Challenges and Opportunities
In order to elicit a robust antigen directed T-cell response at the tumor site, better understanding of tumor microenvironment is warranted. For example, DCs pulsed with apoptotic tumor cells could invoke specific antitumor T cell response in vitro when analyzed with breast tumor cells. Although ex-vivo generated autologous DCs primed with various tumor related factors have been used clinically without toxicity, further studies with larger patient population is also warranted.
Thorough Mechanism of Action (MoA) studies using tumor specific tissuoids will shed more light in understanding tumor micro-environments, as well on mechanism of DC actions and varied immunogenic cell death.

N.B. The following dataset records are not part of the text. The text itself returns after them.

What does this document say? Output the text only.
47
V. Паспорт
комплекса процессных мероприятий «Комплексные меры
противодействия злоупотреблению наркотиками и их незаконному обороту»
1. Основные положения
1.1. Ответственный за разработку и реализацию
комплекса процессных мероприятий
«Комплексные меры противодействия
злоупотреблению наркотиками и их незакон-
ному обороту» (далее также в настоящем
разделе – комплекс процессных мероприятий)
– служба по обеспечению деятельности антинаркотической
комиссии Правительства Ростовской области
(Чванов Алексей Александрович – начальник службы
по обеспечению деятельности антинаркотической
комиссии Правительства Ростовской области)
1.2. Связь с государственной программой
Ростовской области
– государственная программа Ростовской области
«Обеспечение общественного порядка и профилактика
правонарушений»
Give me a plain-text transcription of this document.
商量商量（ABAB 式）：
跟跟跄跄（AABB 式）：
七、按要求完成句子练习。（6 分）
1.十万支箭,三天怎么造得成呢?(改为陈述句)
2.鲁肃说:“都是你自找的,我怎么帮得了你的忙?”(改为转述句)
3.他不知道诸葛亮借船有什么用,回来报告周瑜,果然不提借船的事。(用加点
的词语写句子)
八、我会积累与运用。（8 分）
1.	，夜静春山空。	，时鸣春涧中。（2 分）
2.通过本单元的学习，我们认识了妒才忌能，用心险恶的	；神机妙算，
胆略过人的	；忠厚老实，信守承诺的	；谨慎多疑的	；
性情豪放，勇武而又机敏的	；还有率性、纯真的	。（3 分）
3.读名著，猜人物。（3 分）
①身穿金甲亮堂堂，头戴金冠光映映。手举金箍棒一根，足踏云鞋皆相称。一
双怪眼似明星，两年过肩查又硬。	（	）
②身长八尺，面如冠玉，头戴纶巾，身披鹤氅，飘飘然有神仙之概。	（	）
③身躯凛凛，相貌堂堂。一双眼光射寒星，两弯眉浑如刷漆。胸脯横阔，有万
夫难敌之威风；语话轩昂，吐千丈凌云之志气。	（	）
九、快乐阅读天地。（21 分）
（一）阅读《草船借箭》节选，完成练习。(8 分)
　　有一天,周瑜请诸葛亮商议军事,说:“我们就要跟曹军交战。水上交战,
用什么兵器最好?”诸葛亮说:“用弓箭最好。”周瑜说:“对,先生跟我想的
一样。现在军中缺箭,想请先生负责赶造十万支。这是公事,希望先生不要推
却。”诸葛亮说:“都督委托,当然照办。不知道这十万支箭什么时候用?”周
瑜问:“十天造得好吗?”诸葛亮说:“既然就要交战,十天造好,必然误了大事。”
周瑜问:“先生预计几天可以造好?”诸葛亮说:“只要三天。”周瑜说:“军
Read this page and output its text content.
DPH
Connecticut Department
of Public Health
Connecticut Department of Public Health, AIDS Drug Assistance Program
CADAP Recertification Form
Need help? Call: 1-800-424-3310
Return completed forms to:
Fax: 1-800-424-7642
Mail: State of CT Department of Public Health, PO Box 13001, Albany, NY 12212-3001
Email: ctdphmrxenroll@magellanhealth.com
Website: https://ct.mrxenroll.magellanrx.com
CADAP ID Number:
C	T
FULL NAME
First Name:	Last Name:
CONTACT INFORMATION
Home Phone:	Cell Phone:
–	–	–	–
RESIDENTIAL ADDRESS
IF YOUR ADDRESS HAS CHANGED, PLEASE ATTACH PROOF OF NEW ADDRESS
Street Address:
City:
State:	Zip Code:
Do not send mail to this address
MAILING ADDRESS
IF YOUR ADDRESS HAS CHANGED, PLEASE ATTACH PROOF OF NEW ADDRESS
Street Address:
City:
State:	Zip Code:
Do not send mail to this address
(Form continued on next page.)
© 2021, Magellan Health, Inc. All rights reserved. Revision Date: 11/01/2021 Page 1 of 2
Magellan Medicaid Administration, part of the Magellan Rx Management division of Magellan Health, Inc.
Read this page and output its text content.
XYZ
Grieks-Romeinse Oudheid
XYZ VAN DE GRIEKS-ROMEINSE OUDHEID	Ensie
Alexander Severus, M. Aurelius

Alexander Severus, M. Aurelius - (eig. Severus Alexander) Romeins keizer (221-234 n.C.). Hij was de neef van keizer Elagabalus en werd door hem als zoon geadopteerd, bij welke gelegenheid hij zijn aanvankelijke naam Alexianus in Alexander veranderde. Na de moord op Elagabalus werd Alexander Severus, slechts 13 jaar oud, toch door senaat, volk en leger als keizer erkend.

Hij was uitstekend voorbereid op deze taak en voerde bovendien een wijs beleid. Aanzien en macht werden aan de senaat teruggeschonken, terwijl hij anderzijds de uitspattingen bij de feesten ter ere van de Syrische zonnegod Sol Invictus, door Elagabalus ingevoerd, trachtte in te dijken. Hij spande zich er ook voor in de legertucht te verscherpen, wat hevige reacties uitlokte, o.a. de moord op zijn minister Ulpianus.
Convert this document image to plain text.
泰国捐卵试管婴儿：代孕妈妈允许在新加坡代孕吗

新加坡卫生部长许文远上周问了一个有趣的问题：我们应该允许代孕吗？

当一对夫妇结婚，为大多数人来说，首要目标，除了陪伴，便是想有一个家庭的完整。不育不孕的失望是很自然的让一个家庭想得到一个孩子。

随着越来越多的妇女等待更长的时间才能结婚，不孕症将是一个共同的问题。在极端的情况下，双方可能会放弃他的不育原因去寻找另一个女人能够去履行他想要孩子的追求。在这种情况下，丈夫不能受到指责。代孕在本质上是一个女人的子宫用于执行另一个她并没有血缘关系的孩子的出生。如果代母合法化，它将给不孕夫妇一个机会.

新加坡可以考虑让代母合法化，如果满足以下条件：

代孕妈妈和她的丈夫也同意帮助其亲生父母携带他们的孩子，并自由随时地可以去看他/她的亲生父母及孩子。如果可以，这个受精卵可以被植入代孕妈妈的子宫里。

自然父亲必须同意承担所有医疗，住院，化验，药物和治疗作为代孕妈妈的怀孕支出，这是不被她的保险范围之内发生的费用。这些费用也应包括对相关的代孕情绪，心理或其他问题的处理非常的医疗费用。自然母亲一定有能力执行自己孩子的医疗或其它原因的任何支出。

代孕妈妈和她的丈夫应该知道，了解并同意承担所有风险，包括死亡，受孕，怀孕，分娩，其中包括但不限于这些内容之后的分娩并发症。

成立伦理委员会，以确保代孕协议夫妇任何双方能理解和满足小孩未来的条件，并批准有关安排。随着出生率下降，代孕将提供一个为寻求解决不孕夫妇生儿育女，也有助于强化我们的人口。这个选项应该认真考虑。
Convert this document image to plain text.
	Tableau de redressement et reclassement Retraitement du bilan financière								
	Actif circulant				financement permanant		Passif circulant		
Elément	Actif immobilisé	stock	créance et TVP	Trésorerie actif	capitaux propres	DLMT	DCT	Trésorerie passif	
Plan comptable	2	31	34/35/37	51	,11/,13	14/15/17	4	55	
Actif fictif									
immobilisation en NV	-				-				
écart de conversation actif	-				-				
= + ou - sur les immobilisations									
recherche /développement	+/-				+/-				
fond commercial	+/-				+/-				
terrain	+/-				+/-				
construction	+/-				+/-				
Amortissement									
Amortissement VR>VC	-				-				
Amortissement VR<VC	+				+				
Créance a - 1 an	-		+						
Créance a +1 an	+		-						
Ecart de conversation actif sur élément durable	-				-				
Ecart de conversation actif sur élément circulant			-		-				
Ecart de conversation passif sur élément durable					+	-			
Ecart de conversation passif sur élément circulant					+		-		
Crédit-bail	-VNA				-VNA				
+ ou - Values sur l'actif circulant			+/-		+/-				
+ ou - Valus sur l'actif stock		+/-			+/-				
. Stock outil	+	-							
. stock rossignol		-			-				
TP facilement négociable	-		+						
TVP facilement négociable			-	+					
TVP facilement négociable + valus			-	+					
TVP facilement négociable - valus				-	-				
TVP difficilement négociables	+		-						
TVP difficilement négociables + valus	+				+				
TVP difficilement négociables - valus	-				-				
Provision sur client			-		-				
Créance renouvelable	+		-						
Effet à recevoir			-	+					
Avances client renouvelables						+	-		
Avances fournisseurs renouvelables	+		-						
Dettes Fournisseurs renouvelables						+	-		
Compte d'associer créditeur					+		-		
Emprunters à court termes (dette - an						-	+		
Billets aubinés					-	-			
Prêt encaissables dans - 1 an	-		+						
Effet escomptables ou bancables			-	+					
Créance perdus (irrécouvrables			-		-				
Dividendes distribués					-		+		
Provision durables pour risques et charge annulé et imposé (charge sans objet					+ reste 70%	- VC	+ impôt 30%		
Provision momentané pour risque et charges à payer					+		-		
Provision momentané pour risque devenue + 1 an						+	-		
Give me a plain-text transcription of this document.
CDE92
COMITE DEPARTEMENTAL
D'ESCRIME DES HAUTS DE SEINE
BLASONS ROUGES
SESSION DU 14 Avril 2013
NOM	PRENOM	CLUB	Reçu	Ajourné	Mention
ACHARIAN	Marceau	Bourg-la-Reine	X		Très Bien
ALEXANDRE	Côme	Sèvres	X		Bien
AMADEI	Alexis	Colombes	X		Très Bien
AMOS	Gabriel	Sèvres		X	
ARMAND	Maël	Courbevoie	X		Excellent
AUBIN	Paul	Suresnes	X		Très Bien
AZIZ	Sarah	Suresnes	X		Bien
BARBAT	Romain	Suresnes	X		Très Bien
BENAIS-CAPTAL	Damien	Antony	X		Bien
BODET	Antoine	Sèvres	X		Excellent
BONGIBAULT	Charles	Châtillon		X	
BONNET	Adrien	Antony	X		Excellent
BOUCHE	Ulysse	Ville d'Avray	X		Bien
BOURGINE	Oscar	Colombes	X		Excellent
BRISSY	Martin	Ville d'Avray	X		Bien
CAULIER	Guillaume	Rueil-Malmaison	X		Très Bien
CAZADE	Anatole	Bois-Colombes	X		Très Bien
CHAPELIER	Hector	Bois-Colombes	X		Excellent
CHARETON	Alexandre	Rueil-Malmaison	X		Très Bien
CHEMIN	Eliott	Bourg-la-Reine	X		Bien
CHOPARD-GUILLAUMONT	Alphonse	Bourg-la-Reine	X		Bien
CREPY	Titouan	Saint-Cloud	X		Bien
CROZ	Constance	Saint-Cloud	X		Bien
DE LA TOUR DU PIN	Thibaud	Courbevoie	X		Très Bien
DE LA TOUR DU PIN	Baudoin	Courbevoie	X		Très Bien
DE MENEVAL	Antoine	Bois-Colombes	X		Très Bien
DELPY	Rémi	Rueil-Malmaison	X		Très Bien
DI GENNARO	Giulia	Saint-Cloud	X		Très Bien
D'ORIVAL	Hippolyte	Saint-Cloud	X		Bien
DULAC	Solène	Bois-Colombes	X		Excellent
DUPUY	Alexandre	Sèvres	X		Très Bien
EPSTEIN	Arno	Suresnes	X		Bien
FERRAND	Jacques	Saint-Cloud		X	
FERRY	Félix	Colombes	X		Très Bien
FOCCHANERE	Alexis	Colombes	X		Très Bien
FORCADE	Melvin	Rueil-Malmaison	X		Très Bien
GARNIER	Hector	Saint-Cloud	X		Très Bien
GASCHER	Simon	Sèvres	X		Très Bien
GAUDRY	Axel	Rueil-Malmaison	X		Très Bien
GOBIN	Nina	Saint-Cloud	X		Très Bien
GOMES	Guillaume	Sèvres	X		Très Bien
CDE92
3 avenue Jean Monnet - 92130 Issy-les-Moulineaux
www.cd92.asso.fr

Murine/human DC subsets differ on several aspects, including their MHCI/MHCII antigen presentation capacities and their cellular responses, limiting an understanding of the mechanism of action of DCs. Use of humanized mice models will offer a viable option and will take our understanding several steps closer to clinical studies. In addition, hiPSCs derived DCs may be a better option to mitigate the risk of diverse T-cell responses generated by DC therapy. Also, tactical challenges such as route of administration, minimal effective DC per dose, and tumor specific biomarkers cannot be underestimated.
In conclusion, emerging clinical data suggests that therapies based on ICIs is limited due to patients developing resistance and cancer remission despite initial signs of response. Heterogenous responses within the same patient are also another concern. Aspects of ACTs deployed in various ways such as engineered T Cell Receptor (TCR) therapy, Chimeric Antigen Receptor (CAR) therapies are yet to be optimized. Therefore, harnessing the unique capacity of DCs for the efficient activation of T cells and the induction of antigen-specific tolerance holds greater promise as a cell-based therapy for cancer treatments. Extensive preclinical studies indicate that the use of ex-vivo manipulated DC therapies targeting tumor associated antigens can be effective in inducing anti-tumor responses. DCs may offer superior avenues either on their own or in combination with ICI and ACTs due to the various properties of DCs. An understanding of specific subsets with specific capacities to elicit specific immune regulatory pathways along with robust clinical studies will further help in realizing the full potential of DCs as a therapeutic agent either as a stand-alone standard of care therapy or in combination with ICI and ACTs.